Il y a plusieurs semaines, notre chef d’expédition fixa rendez-vous aux éleveurs de rennes dans la toundra. Mais à quel endroit précisément ? Je ne distingue aucun point de repère dans ce grand blanc plat ou légèrement vallonné…
Après plusieurs heures de « route », nous apercevons une légère fumée à l’horizon. Elle annonce une poignée de iarangas, tentes proches des kotas laponnes, recouvertes de peaux des rennes.
Le froid nous mord impitoyablement dès que nous quittons nos forteresses métalliques. Les Tchouktches se couchent tôt en hiver et nous sommes mal à l’aise d’arriver en soirée. L’accueil est très cordial, mais pas à la russe avec de grands sourires, des questions, le souci d’installer au mieux ses invités. On dirait qu’ils nous connaissent déjà, comme si nous revenions simplement d’une virée dans la toundra. Chez les Tchouktches, c’est à l’invité (raimkélién) d’entamer la conversation et d’en choisir le sujet. Leur attitude en apparence distante est en fait une marque de respect. Le temps de prendre un thé autour du feu, la nuit tombe.
A l’intérieur de chaque iaranga (ou jaran’), il y a deux ou trois petites tentes appelées pologs (ou joron’). Le feu permet de cuisiner, chauffer l’eau et la iaranga, mais il n’est pas allumé en permanence. On s’installe donc pour la nuit dans un polog, à l’entrée voilée par une peau de renne à rouler vers le haut. Trois bougies éclairent l’intérieur ; les Anciens usaient de lampes à graisse de phoque. Le sol est tapissé de peaux de rennes.
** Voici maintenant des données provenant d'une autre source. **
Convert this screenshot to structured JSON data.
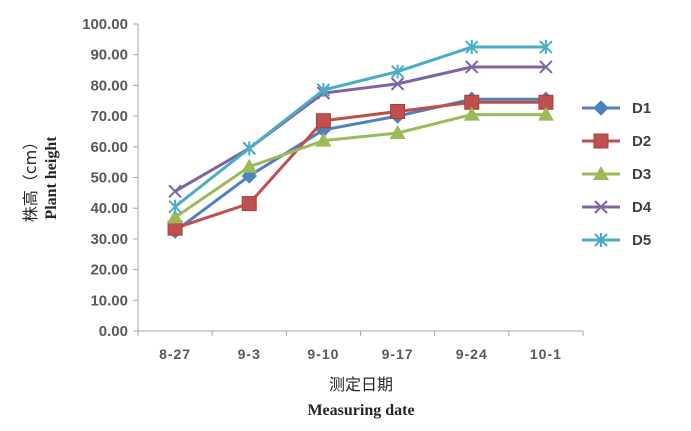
{
  "chart_data": {
    "type": "line",
    "categories": [
      "8-27",
      "9-3",
      "9-10",
      "9-17",
      "9-24",
      "10-1"
    ],
    "ylabel_cn": "株高（cm）",
    "ylabel_en": "Plant height",
    "xlabel_cn": "测定日期",
    "xlabel_en": "Measuring date",
    "ylim": [
      0,
      100
    ],
    "ytick_step": 10,
    "ytick_labels": [
      "0.00",
      "10.00",
      "20.00",
      "30.00",
      "40.00",
      "50.00",
      "60.00",
      "70.00",
      "80.00",
      "90.00",
      "100.00"
    ],
    "grid": false,
    "legend_position": "right",
    "series": [
      {
        "name": "D1",
        "color": "#4F81BD",
        "marker": "diamond",
        "values": [
          32.5,
          50.5,
          65.5,
          70.0,
          75.5,
          75.5
        ]
      },
      {
        "name": "D2",
        "color": "#C0504D",
        "marker": "square",
        "values": [
          33.5,
          41.5,
          68.5,
          71.5,
          74.5,
          74.5
        ]
      },
      {
        "name": "D3",
        "color": "#9BBB59",
        "marker": "triangle",
        "values": [
          37.0,
          53.5,
          62.0,
          64.5,
          70.5,
          70.5
        ]
      },
      {
        "name": "D4",
        "color": "#8064A2",
        "marker": "x",
        "values": [
          45.5,
          59.5,
          77.5,
          80.5,
          86.0,
          86.0
        ]
      },
      {
        "name": "D5",
        "color": "#4BACC6",
        "marker": "asterisk",
        "values": [
          40.5,
          59.5,
          78.5,
          84.5,
          92.5,
          92.5
        ]
      }
    ]
  }
}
Pour garder la chaleur, les Tchouktches dorment à plusieurs dans le polog. Nous nous retrouvons à six dans le même lit : un Suisse, deux Allemands, une Russe, une Française et une Anglaise ! Très serrés, il nous est difficile d’éteindre un fou rire... La température extérieure est d’environ moins 40°C. J’ai au début peur d’avoir froid, même si les Tchouktches nous ont dit d’enlever nos encombrantes combinaisons, inutiles la nuit selon eux. Conseil surréaliste mais vrai... Après trente minutes de vaines tentatives pour glisser dans le sommeil, nouvel éclat de rire général. Fatiguée, je m’endors enfin, petit pois dans sa cosse.